Intrigued by the attention that the concept has received of late on college campuses and in the business world, Lilienfeld identifies “five core premises” of microaggression theory (or, as he refers to it, “the microaggression research program”), but concludes that there is “negligible support” for any of those underlying assumptions.
One of the core premises of microaggression theory, for example, is the idea that unintentional slights “exert an adverse impact on recipients’ mental health,” but Lilienfeld argues that it is “premature to advance strong causal assertions regarding the ties between microaggressions and mental health” because research into that question has historically neglected the impact of confounding factors.
Lilienfeld also called into question the belief that microaggressions “are interpreted negatively by most or all minority group members.”
“There is no systematic research support for this hypothesis,” he points out. “[Microaggression theory] largely overlooks the possibility—indeed, the probability—that individual differences color recipients’ interpretations of, and reactions to, microaggressions.”

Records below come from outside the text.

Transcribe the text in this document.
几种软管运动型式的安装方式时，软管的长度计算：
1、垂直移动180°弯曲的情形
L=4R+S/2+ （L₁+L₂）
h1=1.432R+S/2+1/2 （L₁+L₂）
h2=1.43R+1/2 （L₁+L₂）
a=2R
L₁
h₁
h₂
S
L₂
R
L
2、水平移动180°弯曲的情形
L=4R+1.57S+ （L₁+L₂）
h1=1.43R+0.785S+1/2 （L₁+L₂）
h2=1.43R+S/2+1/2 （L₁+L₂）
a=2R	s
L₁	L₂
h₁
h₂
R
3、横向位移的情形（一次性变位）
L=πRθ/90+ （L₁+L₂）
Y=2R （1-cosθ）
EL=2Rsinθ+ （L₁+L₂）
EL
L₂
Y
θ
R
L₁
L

Additionally, despite the belief that microaggressions reflect “implicitly prejudicial and implicitly aggressive motives,” Lilienfeld counters that “there is no evidence that microaggressions are correlated with indicators of either prejudice or aggression in deliverers.”
Lilienfeld told Campus Reform that he became interested in microaggressions after he discovered that some colleges were telling students that statements such as “I believe that American is a land of opportunity” and “I believe that the most qualified person should get the job” constituted microaggressions.
“I came to the conclusion that although the microaggression concept almost surely contains a kernel of truth, it is highly problematic on numerous grounds and is not close to being ready for real-world application” he explained. “We’ve learned from decades of psychological research that even well-intentioned interventions that appear to be plausible on their face sometimes turn out to be ineffective or downright harmful.”
Lilienfeld also expressed concerns “that sensitizing individuals to subtle signs of potential anger might inadvertently end up making many of them ‘perceive’ slights even when they are not present” and that microaggression theory “might inadvertently exacerbate racial tensions at colleges.”
Given the uncertainties surrounding the concept, he contended that it is “more than prudent to call for a moratorium on microaggression training, the widespread distribution of microaggression lists on college campuses, and other practical implementations of [microaggression theory]” on campus.